While the opposition militias have pushed the Myanmar army from large expanses of territory, the forces of the junta took revenge to take revenge on civilians through a brutal aerial campaign and the dissemination of terrestrial mines in thousands of villages. The army applied a conscription and removes young men on the street to fill its ranks.
For the hundreds of Myanmar refugees already authorized to go to the United States, the prospect of an indefinite immigration judgment is yet another difficulty in life besides conflicts, poverty and insecurity. Saw Htun Htun said that his wife and two daughters were already resettled in Vermont. He is supposed to fly to the United States at the end of February, but said he had little hope that the trip will take place.
“My heart is weak, and I’m afraid I never see my family again,” he said. “Please pray for me to go to the United States”
Thinking he was on the way to America, Mr. Steel Wah Doh left his laboratory job in his refugee camp in Thailand. His father, who also hopes to be resettled in the United States, cannot obtain the medical examinations he needs for his immigration documents because the camp clinics were closed by Mr.
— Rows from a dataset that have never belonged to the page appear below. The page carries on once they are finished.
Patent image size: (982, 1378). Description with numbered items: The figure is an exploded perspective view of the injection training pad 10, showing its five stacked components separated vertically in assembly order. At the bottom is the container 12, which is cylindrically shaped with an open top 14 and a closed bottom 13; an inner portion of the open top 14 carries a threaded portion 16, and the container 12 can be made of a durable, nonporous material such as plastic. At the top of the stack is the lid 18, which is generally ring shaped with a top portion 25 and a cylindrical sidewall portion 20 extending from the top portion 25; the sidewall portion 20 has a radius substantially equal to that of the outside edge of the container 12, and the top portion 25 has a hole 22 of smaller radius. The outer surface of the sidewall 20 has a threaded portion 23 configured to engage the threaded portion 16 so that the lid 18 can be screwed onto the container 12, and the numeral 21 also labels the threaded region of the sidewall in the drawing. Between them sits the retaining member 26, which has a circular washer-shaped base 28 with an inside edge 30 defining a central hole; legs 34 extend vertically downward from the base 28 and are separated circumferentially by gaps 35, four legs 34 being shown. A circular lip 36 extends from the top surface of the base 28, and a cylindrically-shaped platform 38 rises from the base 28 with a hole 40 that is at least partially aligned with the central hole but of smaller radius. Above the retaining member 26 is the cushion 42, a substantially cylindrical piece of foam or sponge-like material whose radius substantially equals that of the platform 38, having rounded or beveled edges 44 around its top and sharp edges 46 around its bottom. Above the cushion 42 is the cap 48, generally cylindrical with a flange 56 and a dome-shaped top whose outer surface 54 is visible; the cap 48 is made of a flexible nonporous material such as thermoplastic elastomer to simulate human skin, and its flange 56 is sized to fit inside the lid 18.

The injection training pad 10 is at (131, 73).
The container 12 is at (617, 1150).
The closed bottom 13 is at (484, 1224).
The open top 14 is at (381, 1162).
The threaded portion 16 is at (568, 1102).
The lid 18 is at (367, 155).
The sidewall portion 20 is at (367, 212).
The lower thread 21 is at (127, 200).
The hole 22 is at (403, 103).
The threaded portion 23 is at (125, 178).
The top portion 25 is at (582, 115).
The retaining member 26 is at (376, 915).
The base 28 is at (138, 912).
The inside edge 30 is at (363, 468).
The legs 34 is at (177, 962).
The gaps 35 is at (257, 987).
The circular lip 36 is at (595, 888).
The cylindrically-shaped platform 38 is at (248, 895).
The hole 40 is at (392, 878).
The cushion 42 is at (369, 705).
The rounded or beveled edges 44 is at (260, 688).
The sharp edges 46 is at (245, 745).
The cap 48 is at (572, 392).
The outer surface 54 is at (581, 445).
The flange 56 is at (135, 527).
Trump’s financing frost.
American wilderness is supposed to be exempt from the ban on spending, but health establishments remain closed. Two non-profit representatives said they had been informed that they should finance programs themselves before receiving reimbursements from American aid agencies. What is rescue aid was not clear to them, they said.
In Rohingyas refugee camps, health clinics, learning centers and sanitation programs funded by the United States has also closed. In one of the most densely packed places on earth, the sewers overflow, constituting the threat of diseases, according to residents.
Suffering from heart and kidney disease, Gul Bahar has crossed the mud of a clinic funded by the United States several times in the past two weeks, to be repressed.
“I have no hope,” she said.
In Lakewood, Ohio, the cousin of Mr. Steel Wah Doh, Lay Htoo, 19, said that he felt terrible for his relatives who did not appear as planned.
Htoo was almost 8 years old when he and his family moved to the United States. He did not speak English.
His father is now a mechanic of a factory that manufactures game materials. Mr. Htoo studies health in a community college, the first in his family to access higher education.
Now American citizen, Htoo said that he had not voted in last year’s elections. Some of the other refugees in the city’s myanmar, including family friends, he said, argue Mr. Trump because they consider him a talented businessman.
“To be honest, living in these refugee camps, I remember it, and it’s not even 100%,” said Htoo. “If I was still stuck there and I knew that other people had voted for a guy who overthrew my opportunity for a new life, I would be extremely livid.”
Saiful Arakani contributed Teknaf reports, Bangladesh.